Born in Pittsburgh, Earl Wild (1915-2010) displayed extraordinary musical ability from an early age and while still in his early teens, began playing piano and celeste in the Pittsburgh Symphony Orchestra. By the age of nineteen, he was already a concert hall veteran. In 1937, Wild joined the NBC network as staff pianist as well as performing in the NBC Symphony Orchestra under Toscanini. He became the first artist to perform a piano recital on US television.
During World War II, he served in the U.S. Navy as a musician and was also frequently requested to accompany First Lady Eleanor Roosevelt to her many speaking engagements, performing the National Anthem as a prelude to her speeches. After the war, he worked for ABC as staff pianist, conductor and composer until 1968. At the time of his NBC and ABC affiliation, he was also performing many concert engagements around the world.
Wild appeared with nearly every orchestra and performed countless recitals in virtually every country. He collaborated with many of the great conductors, and worked with dozens of prestigious and talented instrumentalists and singers.
From 1952 to 1956, Wild worked with the comedian Sid Caesar on the TV program The Caesar Hour, where he composed and performed the piano background in all the silent movie skits.

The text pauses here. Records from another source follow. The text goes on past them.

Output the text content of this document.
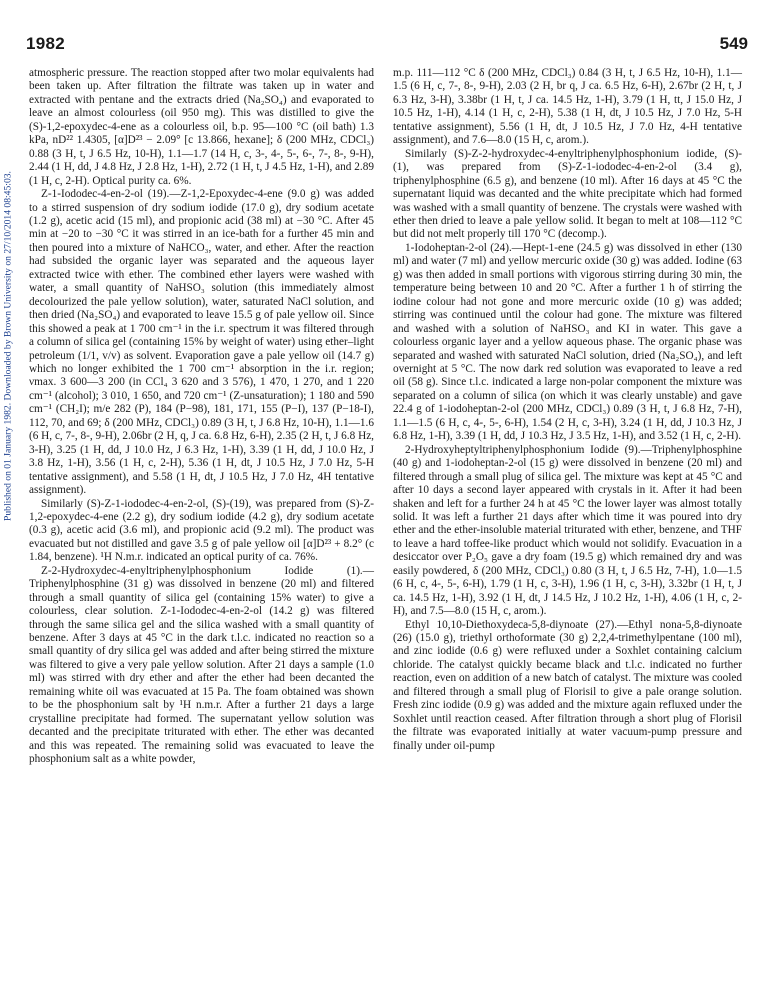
1982	549
Published on 01 January 1982. Downloaded by Brown University on 27/10/2014 08:45:03.

atmospheric pressure. The reaction stopped after two molar equivalents had been taken up. After filtration the filtrate was taken up in water and extracted with pentane and the extracts dried (Na₂SO₄) and evaporated to leave an almost colourless (oil 950 mg). This was distilled to give the (S)-1,2-epoxydec-4-ene as a colourless oil, b.p. 95—100 °C (oil bath) 1.3 kPa, nD²² 1.4305, [α]D²³ − 2.09° [c 13.866, hexane]; δ (200 MHz, CDCl₃) 0.88 (3 H, t, J 6.5 Hz, 10-H), 1.1—1.7 (14 H, c, 3-, 4-, 5-, 6-, 7-, 8-, 9-H), 2.44 (1 H, dd, J 4.8 Hz, J 2.8 Hz, 1-H), 2.72 (1 H, t, J 4.5 Hz, 1-H), and 2.89 (1 H, c, 2-H). Optical purity ca. 6%.

Z-1-Iododec-4-en-2-ol (19).—Z-1,2-Epoxydec-4-ene (9.0 g) was added to a stirred suspension of dry sodium iodide (17.0 g), dry sodium acetate (1.2 g), acetic acid (15 ml), and propionic acid (38 ml) at −30 °C. After 45 min at −20 to −30 °C it was stirred in an ice-bath for a further 45 min and then poured into a mixture of NaHCO₃, water, and ether. After the reaction had subsided the organic layer was separated and the aqueous layer extracted twice with ether. The combined ether layers were washed with water, a small quantity of NaHSO₃ solution (this immediately almost decolourized the pale yellow solution), water, saturated NaCl solution, and then dried (Na₂SO₄) and evaporated to leave 15.5 g of pale yellow oil. Since this showed a peak at 1 700 cm⁻¹ in the i.r. spectrum it was filtered through a column of silica gel (containing 15% by weight of water) using ether–light petroleum (1/1, v/v) as solvent. Evaporation gave a pale yellow oil (14.7 g) which no longer exhibited the 1 700 cm⁻¹ absorption in the i.r. region; νmax. 3 600—3 200 (in CCl₄ 3 620 and 3 576), 1 470, 1 270, and 1 220 cm⁻¹ (alcohol); 3 010, 1 650, and 720 cm⁻¹ (Z-unsaturation); 1 180 and 590 cm⁻¹ (CH₂I); m/e 282 (P), 184 (P−98), 181, 171, 155 (P−I), 137 (P−18-I), 112, 70, and 69; δ (200 MHz, CDCl₃) 0.89 (3 H, t, J 6.8 Hz, 10-H), 1.1—1.6 (6 H, c, 7-, 8-, 9-H), 2.06br (2 H, q, J ca. 6.8 Hz, 6-H), 2.35 (2 H, t, J 6.8 Hz, 3-H), 3.25 (1 H, dd, J 10.0 Hz, J 6.3 Hz, 1-H), 3.39 (1 H, dd, J 10.0 Hz, J 3.8 Hz, 1-H), 3.56 (1 H, c, 2-H), 5.36 (1 H, dt, J 10.5 Hz, J 7.0 Hz, 5-H tentative assignment), and 5.58 (1 H, dt, J 10.5 Hz, J 7.0 Hz, 4H tentative assignment).

Similarly (S)-Z-1-iododec-4-en-2-ol, (S)-(19), was prepared from (S)-Z-1,2-epoxydec-4-ene (2.2 g), dry sodium iodide (4.2 g), dry sodium acetate (0.3 g), acetic acid (3.6 ml), and propionic acid (9.2 ml). The product was evacuated but not distilled and gave 3.5 g of pale yellow oil [α]D²³ + 8.2° (c 1.84, benzene). ¹H N.m.r. indicated an optical purity of ca. 76%.

Z-2-Hydroxydec-4-enyltriphenylphosphonium Iodide (1).—Triphenylphosphine (31 g) was dissolved in benzene (20 ml) and filtered through a small quantity of silica gel (containing 15% water) to give a colourless, clear solution. Z-1-Iododec-4-en-2-ol (14.2 g) was filtered through the same silica gel and the silica washed with a small quantity of benzene. After 3 days at 45 °C in the dark t.l.c. indicated no reaction so a small quantity of dry silica gel was added and after being stirred the mixture was filtered to give a very pale yellow solution. After 21 days a sample (1.0 ml) was stirred with dry ether and after the ether had been decanted the remaining white oil was evacuated at 15 Pa. The foam obtained was shown to be the phosphonium salt by ¹H n.m.r. After a further 21 days a large crystalline precipitate had formed. The supernatant yellow solution was decanted and the precipitate triturated with ether. The ether was decanted and this was repeated. The remaining solid was evacuated to leave the phosphonium salt as a white powder,

m.p. 111—112 °C δ (200 MHz, CDCl₃) 0.84 (3 H, t, J 6.5 Hz, 10-H), 1.1—1.5 (6 H, c, 7-, 8-, 9-H), 2.03 (2 H, br q, J ca. 6.5 Hz, 6-H), 2.67br (2 H, t, J 6.3 Hz, 3-H), 3.38br (1 H, t, J ca. 14.5 Hz, 1-H), 3.79 (1 H, tt, J 15.0 Hz, J 10.5 Hz, 1-H), 4.14 (1 H, c, 2-H), 5.38 (1 H, dt, J 10.5 Hz, J 7.0 Hz, 5-H tentative assignment), 5.56 (1 H, dt, J 10.5 Hz, J 7.0 Hz, 4-H tentative assignment), and 7.6—8.0 (15 H, c, arom.).

Similarly (S)-Z-2-hydroxydec-4-enyltriphenylphosphonium iodide, (S)-(1), was prepared from (S)-Z-1-iododec-4-en-2-ol (3.4 g), triphenylphosphine (6.5 g), and benzene (10 ml). After 16 days at 45 °C the supernatant liquid was decanted and the white precipitate which had formed was washed with a small quantity of benzene. The crystals were washed with ether then dried to leave a pale yellow solid. It began to melt at 108—112 °C but did not melt properly till 170 °C (decomp.).

1-Iodoheptan-2-ol (24).—Hept-1-ene (24.5 g) was dissolved in ether (130 ml) and water (7 ml) and yellow mercuric oxide (30 g) was added. Iodine (63 g) was then added in small portions with vigorous stirring during 30 min, the temperature being between 10 and 20 °C. After a further 1 h of stirring the iodine colour had not gone and more mercuric oxide (10 g) was added; stirring was continued until the colour had gone. The mixture was filtered and washed with a solution of NaHSO₃ and KI in water. This gave a colourless organic layer and a yellow aqueous phase. The organic phase was separated and washed with saturated NaCl solution, dried (Na₂SO₄), and left overnight at 5 °C. The now dark red solution was evaporated to leave a red oil (58 g). Since t.l.c. indicated a large non-polar component the mixture was separated on a column of silica (on which it was clearly unstable) and gave 22.4 g of 1-iodoheptan-2-ol (200 MHz, CDCl₃) 0.89 (3 H, t, J 6.8 Hz, 7-H), 1.1—1.5 (6 H, c, 4-, 5-, 6-H), 1.54 (2 H, c, 3-H), 3.24 (1 H, dd, J 10.3 Hz, J 6.8 Hz, 1-H), 3.39 (1 H, dd, J 10.3 Hz, J 3.5 Hz, 1-H), and 3.52 (1 H, c, 2-H).

2-Hydroxyheptyltriphenylphosphonium Iodide (9).—Triphenylphosphine (40 g) and 1-iodoheptan-2-ol (15 g) were dissolved in benzene (20 ml) and filtered through a small plug of silica gel. The mixture was kept at 45 °C and after 10 days a second layer appeared with crystals in it. After it had been shaken and left for a further 24 h at 45 °C the lower layer was almost totally solid. It was left a further 21 days after which time it was poured into dry ether and the ether-insoluble material triturated with ether, benzene, and THF to leave a hard toffee-like product which would not solidify. Evacuation in a desiccator over P₂O₅ gave a dry foam (19.5 g) which remained dry and was easily powdered, δ (200 MHz, CDCl₃) 0.80 (3 H, t, J 6.5 Hz, 7-H), 1.0—1.5 (6 H, c, 4-, 5-, 6-H), 1.79 (1 H, c, 3-H), 1.96 (1 H, c, 3-H), 3.32br (1 H, t, J ca. 14.5 Hz, 1-H), 3.92 (1 H, dt, J 14.5 Hz, J 10.2 Hz, 1-H), 4.06 (1 H, c, 2-H), and 7.5—8.0 (15 H, c, arom.).

Ethyl 10,10-Diethoxydeca-5,8-diynoate (27).—Ethyl nona-5,8-diynoate (26) (15.0 g), triethyl orthoformate (30 g) 2,2,4-trimethylpentane (100 ml), and zinc iodide (0.6 g) were refluxed under a Soxhlet containing calcium chloride. The catalyst quickly became black and t.l.c. indicated no further reaction, even on addition of a new batch of catalyst. The mixture was cooled and filtered through a small plug of Florisil to give a pale orange solution. Fresh zinc iodide (0.9 g) was added and the mixture again refluxed under the Soxhlet until reaction ceased. After filtration through a short plug of Florisil the filtrate was evaporated initially at water vacuum-pump pressure and finally under oil-pump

He performed for six consecutive Presidents of the United States, beginning with Herbert Hoover, and in 1961, was the soloist with the National Symphony at the inauguration ceremonies of President John F Kennedy. In 1986 he was awarded the Liszt Medal by the People's Republic of Hungary in recognition of his long and devoted association with the music of Franz Liszt.
In addition to pursuing his own concert career, Earl Wild actively supported young musicians for over forty years. He served on the faculty of many colleges, universities, and conservatories including The Juilliard School, the Eastman School of Music, and Manhattan School of Music.